Tesla CEO Elon Musk: those who don’t come to the office can leave

Elon Musk no longer accepts it. From now on, working from home at his car company Tesla will only be allowed if employees “work at least 40 hours a week in the office,” Musk recently wrote in an email to his office staff. The message was leaked on social media on Wednesday.

“This isn’t some pseudo-office,” Musk said, emphasizing that factory workers at Tesla can’t work from home at all. “If you don’t show up, we’ll assume you left Tesla. Yes, there are companies where this is not necessary. But when was the last time they spawned a great new product?”

Also read this column by Japke-d.
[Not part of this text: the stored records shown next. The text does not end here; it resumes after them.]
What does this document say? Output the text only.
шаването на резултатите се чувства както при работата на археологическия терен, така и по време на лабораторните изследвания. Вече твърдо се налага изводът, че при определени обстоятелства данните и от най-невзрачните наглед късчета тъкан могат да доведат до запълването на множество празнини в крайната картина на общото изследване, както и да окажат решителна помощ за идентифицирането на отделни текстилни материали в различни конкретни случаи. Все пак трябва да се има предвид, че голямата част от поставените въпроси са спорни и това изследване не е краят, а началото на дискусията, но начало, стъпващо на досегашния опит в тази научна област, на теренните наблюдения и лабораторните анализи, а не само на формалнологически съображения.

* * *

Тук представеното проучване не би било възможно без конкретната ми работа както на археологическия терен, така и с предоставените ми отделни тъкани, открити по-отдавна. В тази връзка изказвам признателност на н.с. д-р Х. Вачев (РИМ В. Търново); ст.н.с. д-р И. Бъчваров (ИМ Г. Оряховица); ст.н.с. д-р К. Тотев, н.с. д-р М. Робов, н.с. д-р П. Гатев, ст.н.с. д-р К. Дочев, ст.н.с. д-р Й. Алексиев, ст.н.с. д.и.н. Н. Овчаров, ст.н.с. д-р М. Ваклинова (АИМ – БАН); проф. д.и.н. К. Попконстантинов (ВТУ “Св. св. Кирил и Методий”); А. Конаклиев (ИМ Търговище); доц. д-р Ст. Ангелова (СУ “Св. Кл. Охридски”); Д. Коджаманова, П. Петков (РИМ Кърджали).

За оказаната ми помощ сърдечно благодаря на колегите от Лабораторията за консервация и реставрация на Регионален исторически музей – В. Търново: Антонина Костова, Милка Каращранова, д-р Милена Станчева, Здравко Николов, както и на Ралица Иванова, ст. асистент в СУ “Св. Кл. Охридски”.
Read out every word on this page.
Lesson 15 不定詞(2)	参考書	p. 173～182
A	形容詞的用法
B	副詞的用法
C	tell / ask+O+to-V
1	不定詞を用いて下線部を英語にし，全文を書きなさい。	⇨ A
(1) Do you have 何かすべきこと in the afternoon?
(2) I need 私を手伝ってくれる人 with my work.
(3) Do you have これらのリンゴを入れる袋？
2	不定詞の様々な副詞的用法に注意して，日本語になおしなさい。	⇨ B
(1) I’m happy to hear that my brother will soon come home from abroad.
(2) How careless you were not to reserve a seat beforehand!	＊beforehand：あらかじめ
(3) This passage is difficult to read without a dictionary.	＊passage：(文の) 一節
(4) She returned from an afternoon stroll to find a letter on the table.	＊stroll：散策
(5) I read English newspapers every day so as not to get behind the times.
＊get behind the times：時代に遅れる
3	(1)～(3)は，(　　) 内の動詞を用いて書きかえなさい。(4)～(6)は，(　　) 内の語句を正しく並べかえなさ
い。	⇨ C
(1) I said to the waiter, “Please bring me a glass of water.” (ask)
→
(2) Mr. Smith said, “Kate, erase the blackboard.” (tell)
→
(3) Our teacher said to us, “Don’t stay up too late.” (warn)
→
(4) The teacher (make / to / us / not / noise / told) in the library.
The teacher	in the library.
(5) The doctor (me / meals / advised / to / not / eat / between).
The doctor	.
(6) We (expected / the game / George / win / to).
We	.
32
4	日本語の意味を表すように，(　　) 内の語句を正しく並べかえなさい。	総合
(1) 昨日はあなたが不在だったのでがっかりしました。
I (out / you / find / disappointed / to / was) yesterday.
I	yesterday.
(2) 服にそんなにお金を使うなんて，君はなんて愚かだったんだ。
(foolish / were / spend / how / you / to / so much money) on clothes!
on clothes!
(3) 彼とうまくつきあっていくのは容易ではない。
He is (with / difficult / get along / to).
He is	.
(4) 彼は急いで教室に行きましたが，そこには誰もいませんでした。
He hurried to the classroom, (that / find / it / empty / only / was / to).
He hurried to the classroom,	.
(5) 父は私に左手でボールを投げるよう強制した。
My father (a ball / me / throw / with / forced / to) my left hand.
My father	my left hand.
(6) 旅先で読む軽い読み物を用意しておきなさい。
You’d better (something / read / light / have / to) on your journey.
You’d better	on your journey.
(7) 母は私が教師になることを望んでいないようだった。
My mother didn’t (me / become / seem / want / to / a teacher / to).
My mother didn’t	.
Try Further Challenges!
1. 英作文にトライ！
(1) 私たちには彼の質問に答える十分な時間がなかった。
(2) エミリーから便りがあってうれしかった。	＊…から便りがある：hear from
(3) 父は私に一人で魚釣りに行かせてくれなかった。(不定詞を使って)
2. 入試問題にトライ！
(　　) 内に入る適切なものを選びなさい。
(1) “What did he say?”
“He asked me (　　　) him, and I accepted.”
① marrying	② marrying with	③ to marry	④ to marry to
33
Bouma: Home workers? Those are spoiled brats

Musk, who sometimes sleeps on the floor in his Tesla factories when the pressure is highest, is known as a very present micromanager. “The more senior you are, the more visible you need to be in the workplace,” Musk wrote in the letter.

little enthusiasm

Musk is not alone. Other large American tech companies such as Apple, Amazon and Google are also remarkably unenthusiastic about virtual working. “They also have nothing to gain from it,” says Gergely Orosz, author of the newsletter The Pragmatic Engineer for tech workers. “They are industry leaders, incredibly profitable and have achieved that status by building a culture together in the office.”

Can’t giving employees freedom also help to retain talent? For companies like Tesla or Apple, that really doesn’t matter, says Orosz. “They have the money and the reputation to attract and retain people. They’ll come. Whether they are allowed to work from home or not.”